British diplomat and international lawyer (1915-2007)

Sir William Vincent John Evans (20 October 1915 – 18 May 2007) was a British diplomat and international lawyer, who served as Judge of the European Court of Human Rights in respect of the United Kingdom from 1980 to 1991.

==Early life==
Evans was born in London and educated at Merchant Taylors' School, Northwood, and Wadham College, Oxford, where he obtained a First Class Honours degree in Jurisprudence in 1937 and a BCL on a Cassel Scholarship from Lincoln's Inn in 1938. He was called to the Bar at Lincoln's Inn in 1939 but joined the Army that year on the outbreak of the Second World War, becoming a Lieutenant Colonel and being appointed MBE in 1945, and was appointed Legal Advisor to the British Administration in Cyrenaica, the eastern coastal region of Libya.

==Diplomatic career==
Upon leaving the Army, he was appointed Assistant Legal Adviser to the Foreign Office in 1947 and was involved in drafting of the United Nations Universal Declaration of Human Rights, and became Legal Counsellor to the UK Permanent Mission to the UN in 1954.

He left this post in 1959, at which time he was appointed Companion of the Order of St Michael and St George (CMG), and returned to the Foreign Officer as Legal Counsellor, being promoted to Deputy Legal Adviser in 1960 and Legal Adviser in 1968.

He chaired the Council of Europe's European Committee on Legal Cooperation from 1969 to 1971, and was appointed Knight Commander of the Order of St Michael and St George (KCMG) in 1970 and Knight Grand Cross (GCMG) in 1976, and Queen's Counsel in 1973.

==Retirement==
He retired from the Foreign Office in 1975 but remained involved in international legal affairs.

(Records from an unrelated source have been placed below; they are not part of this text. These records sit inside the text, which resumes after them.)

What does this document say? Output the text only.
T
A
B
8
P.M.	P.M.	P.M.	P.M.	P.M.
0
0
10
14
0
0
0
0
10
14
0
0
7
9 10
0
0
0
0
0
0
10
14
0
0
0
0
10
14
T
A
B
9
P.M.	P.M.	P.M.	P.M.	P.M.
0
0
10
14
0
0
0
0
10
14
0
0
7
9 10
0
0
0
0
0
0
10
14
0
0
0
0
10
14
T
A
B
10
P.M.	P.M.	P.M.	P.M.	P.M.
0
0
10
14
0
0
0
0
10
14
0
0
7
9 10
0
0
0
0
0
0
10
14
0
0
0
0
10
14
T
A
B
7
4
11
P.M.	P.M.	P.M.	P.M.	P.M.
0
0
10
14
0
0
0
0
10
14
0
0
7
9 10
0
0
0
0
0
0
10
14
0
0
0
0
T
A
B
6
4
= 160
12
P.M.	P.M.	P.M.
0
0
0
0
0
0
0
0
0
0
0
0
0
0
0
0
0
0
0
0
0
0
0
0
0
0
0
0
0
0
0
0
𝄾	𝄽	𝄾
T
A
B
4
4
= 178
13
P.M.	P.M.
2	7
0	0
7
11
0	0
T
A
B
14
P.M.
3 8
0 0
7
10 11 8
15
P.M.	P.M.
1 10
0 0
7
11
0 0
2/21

He served as the UK's Representative to the Council of Europe Steering Committee on Human Rights from 1976 to 1980, and chaired the group in his last year there. In 1977, he became a Member of the United Nations Human Rights Committee and was its Vice-Chairman from 1979 to 1980. He left the Committee in 1984 and was succeeded by Dame Rosalyn Higgins, who went on to become the first female member of the International Court of Justice, and its president from 2006 to 2009. He was also a Member of the Permanent Court of Arbitration from 1987 to 1997.

In 1980, he was elected the judge in respect of the United Kingdom at the then non-permanent European Court of Human Rights in Strasbourg, succeeding Sir Gerald Fitzmaurice, also a former Foreign Office lawyer and judge of the Permanent Court of Arbitration. He spent ten years at the Court, taking part in a number of significant judgements including Dudgeon v United Kingdom, and retired in 1991.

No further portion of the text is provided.